The best learning of my life

The best learning of my life:Original Link

I’m currently involved in three open online courses: Change, CCK12, and LAK12. Altogether, I’ve facilitated about a dozen of these courses, with about 15,000 participants being involved in various ways. Some participants, such as in the current CCK12 iteration, take the courses for credit. The vast majority do so for other reasons (and I’m not sure what those are – personal interest? desire to connect with others? general curiosity?).

Participation varies significantly. The Change MOOC has about 2400 participants, yet we get typically get about 40 participants per live sessions, 5-10 blog posts a day, and 20+ daily tweets related to the course. Some are active throughout the course (though when I did an analysis on CCK08, only a few of the most active participants in week 1 were still in the top ten by week 12), some have spurts of activity, and others subscribe to the daily but don’t engage in ways that are visible to us as facilitators. Consistently, as the course progresses, active participation declines.

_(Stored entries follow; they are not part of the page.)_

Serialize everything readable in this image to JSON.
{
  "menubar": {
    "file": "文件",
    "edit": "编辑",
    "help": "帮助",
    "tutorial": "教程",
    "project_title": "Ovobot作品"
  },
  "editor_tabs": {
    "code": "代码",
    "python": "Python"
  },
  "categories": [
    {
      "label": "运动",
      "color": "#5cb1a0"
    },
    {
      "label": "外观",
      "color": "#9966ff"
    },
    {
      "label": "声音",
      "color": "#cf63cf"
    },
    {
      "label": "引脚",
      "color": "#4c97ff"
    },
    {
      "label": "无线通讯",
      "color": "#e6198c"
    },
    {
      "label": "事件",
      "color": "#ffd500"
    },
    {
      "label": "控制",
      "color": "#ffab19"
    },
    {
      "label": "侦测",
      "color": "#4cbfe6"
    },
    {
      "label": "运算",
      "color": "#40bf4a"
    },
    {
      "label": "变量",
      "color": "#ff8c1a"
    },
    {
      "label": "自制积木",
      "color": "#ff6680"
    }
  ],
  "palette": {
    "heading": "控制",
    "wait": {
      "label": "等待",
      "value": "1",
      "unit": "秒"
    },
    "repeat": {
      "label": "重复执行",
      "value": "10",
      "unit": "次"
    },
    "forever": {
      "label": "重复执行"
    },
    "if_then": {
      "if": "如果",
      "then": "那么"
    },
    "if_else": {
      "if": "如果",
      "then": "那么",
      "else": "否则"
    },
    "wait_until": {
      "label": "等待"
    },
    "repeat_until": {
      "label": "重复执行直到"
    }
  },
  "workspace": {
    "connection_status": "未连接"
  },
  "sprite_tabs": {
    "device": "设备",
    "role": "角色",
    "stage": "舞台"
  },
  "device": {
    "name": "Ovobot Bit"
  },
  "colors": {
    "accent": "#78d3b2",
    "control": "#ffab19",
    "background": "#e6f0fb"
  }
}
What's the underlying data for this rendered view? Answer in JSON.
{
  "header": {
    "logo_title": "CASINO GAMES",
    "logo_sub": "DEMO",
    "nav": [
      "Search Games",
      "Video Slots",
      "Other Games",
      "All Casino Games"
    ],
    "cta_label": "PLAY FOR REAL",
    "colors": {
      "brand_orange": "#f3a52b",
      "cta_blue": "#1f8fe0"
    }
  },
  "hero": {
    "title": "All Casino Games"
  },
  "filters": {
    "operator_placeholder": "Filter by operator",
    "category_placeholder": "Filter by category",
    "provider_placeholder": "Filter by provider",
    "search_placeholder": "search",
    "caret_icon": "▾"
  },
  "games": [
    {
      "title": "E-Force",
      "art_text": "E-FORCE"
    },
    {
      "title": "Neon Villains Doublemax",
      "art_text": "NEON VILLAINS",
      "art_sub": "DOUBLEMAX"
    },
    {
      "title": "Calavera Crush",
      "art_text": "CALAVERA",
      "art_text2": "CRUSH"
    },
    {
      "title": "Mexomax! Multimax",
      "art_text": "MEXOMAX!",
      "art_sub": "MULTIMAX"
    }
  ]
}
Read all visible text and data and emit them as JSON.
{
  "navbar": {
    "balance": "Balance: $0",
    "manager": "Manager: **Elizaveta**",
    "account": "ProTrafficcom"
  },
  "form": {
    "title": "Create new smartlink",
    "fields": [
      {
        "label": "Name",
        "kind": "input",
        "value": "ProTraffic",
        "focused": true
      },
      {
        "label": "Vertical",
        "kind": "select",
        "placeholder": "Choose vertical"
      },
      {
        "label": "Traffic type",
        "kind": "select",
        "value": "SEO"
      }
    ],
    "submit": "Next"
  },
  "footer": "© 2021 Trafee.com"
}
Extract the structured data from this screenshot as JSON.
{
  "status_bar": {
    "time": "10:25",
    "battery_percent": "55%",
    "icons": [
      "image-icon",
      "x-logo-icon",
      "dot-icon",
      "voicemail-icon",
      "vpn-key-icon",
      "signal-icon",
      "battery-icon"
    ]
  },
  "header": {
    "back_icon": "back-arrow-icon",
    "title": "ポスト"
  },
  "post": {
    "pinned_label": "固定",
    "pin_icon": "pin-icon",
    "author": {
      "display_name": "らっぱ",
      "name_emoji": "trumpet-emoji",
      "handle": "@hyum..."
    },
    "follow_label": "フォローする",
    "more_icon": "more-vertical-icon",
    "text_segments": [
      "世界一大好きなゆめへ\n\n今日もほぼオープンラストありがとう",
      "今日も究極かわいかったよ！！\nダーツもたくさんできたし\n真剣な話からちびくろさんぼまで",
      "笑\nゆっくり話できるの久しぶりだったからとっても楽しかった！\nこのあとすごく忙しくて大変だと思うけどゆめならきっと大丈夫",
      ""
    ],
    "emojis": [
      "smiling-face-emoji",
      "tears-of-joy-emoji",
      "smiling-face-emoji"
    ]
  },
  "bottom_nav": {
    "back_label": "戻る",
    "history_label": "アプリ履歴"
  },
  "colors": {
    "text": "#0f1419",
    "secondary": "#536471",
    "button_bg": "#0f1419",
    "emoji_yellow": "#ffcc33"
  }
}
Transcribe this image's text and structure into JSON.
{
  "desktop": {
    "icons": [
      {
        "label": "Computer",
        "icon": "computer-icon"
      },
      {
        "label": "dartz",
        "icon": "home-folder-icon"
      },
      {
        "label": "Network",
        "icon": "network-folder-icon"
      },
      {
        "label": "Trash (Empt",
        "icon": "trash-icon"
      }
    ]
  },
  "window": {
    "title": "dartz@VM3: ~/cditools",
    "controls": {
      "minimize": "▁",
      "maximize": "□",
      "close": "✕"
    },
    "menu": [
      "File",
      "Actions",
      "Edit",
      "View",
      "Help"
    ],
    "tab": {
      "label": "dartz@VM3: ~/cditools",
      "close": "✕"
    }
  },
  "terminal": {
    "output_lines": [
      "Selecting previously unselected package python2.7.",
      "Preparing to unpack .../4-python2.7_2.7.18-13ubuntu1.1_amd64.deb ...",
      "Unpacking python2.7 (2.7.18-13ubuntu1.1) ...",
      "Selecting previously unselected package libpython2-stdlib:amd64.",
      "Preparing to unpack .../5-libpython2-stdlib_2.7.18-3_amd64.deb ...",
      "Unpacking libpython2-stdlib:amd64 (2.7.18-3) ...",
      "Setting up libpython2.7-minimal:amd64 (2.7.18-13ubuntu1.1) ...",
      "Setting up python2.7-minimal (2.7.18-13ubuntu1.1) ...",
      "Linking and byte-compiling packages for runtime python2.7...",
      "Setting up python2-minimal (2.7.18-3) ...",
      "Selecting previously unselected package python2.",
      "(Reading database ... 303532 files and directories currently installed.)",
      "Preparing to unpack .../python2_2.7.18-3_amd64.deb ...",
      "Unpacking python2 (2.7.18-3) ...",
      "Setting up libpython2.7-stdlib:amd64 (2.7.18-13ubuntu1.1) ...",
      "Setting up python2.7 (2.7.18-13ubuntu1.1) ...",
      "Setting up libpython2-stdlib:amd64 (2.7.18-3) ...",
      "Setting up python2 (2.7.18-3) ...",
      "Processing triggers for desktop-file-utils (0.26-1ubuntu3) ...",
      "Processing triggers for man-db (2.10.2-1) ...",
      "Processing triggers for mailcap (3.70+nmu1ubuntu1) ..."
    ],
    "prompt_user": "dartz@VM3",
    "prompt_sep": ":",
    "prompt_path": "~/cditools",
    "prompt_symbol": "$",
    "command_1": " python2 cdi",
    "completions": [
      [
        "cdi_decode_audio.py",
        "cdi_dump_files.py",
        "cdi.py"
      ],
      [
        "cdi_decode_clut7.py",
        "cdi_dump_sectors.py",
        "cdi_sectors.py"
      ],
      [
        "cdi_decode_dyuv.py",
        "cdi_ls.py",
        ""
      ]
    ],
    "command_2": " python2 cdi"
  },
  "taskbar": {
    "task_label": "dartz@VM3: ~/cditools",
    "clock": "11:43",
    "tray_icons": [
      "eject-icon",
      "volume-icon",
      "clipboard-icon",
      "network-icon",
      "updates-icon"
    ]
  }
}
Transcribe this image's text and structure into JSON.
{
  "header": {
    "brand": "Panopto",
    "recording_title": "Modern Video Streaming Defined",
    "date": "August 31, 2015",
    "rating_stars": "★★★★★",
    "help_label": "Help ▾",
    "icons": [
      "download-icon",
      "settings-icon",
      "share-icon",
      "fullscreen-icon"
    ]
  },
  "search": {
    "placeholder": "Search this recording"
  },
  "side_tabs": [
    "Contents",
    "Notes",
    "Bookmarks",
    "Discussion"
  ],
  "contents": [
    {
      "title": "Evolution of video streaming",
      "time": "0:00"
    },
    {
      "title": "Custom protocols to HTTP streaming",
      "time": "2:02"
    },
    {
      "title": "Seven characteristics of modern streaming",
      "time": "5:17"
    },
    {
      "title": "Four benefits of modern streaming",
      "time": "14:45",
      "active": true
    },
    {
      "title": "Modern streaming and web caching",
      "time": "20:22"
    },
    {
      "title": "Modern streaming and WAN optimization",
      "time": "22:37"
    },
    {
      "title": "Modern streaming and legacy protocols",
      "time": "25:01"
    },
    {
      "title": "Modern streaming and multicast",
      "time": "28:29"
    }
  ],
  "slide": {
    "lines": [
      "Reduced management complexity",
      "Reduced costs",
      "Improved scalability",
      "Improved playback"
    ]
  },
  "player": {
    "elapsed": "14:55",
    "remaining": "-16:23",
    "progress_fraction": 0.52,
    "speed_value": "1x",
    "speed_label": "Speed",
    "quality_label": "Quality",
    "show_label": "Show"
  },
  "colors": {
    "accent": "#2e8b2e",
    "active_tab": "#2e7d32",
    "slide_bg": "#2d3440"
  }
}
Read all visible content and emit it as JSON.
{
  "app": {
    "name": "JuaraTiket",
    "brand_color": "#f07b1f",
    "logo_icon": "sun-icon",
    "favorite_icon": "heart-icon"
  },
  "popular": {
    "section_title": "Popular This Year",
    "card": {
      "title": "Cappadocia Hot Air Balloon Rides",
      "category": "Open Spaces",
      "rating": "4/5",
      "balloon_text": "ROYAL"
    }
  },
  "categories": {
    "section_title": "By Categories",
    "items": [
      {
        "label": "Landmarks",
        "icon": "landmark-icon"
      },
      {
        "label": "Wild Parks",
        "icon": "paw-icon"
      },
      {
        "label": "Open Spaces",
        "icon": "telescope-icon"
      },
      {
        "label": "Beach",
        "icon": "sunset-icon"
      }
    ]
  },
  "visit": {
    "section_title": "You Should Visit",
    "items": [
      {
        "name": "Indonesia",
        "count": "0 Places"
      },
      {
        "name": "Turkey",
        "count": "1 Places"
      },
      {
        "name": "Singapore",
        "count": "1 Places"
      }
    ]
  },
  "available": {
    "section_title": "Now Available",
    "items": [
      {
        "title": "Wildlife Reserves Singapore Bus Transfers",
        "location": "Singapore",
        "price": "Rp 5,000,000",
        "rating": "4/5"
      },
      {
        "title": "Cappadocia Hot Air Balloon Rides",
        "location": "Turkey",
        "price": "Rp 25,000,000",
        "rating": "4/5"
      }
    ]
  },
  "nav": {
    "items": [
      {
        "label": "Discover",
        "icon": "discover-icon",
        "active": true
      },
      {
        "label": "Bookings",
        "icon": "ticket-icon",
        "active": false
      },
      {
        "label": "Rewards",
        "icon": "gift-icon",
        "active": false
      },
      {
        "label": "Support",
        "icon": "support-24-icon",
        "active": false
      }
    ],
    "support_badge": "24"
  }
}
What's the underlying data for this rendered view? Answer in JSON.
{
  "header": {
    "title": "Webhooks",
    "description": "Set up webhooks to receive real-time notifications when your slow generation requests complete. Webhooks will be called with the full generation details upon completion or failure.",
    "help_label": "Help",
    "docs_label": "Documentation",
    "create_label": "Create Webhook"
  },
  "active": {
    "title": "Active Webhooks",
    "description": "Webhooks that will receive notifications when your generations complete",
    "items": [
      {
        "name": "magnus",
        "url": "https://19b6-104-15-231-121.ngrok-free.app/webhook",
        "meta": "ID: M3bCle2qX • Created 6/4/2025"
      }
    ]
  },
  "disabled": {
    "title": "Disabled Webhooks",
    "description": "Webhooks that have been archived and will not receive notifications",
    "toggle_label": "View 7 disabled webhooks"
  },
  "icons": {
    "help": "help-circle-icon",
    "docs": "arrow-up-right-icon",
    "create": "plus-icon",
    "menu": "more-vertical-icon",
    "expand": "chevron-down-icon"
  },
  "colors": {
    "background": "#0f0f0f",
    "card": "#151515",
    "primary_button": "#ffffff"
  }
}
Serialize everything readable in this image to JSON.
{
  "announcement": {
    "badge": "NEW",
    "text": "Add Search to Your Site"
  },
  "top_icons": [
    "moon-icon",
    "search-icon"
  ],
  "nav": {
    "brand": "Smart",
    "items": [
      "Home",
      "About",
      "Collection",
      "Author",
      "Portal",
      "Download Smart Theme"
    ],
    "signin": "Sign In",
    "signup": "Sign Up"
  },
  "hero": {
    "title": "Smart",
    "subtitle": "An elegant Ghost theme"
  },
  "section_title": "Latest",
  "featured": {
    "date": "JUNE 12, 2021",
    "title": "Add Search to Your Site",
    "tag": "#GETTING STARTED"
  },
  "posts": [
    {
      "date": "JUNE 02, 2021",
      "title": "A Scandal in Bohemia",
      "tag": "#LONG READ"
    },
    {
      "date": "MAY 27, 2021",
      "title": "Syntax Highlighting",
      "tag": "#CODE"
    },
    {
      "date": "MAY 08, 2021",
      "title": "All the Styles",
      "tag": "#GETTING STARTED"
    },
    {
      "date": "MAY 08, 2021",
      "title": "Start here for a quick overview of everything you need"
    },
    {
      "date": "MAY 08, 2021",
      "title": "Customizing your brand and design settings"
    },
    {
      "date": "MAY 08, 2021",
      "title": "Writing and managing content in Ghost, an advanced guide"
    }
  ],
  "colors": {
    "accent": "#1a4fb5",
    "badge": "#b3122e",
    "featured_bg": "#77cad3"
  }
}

This isn’t unique to our courses. Even the current darling of open courses – Udacity – suffers from this. Their course on “building a search engine” had 2303 views for the introduction video and only 486 views for one of the last lecture videos of week 1. Video counts are a great way to track what people are actually doing in a course as creating something (artifact, blog post) is done less frequently in open courses than listening/reading. Wonder how long until companies like Udacity move away from YouTube to keep hit counts on videos in-house.

While active participation in our courses declines as the course progresses, subscribers to the Daily increase. I’m not sure what to make of that. If I was getting five emails a week on something I wasn’t interested in, I would unsubscribe. Does that mean we can view Daily subscribers as a) people are still engaged, b) people can’t find the unsubscribe link, or c) that we’ve subjected over 15,000 people to guilt about not being active in MOOCs?

While I’m not sure of the impact of open courses, I can state I’ve absolutely loved the learning experience of open courses since 2007. I enjoyed reading Laura McInerney’s post on the best learning of my life:

In the last few weeks I have experienced some of the best learning of my life…But even more amazing for me was that as the presentation was going on I could check information online, pull research articles as they were mentioned, broadcast ideas I had to twitter and get feedback from teacher colleagues here in the UK who were sat in their hous watching tv quite unaware of what I was listening in to. There was just so. much. learning. And it was awesome in the literal sense of the word – for the entire hour I was in awe of how much information I was able to take in and make sense of in so many different ways.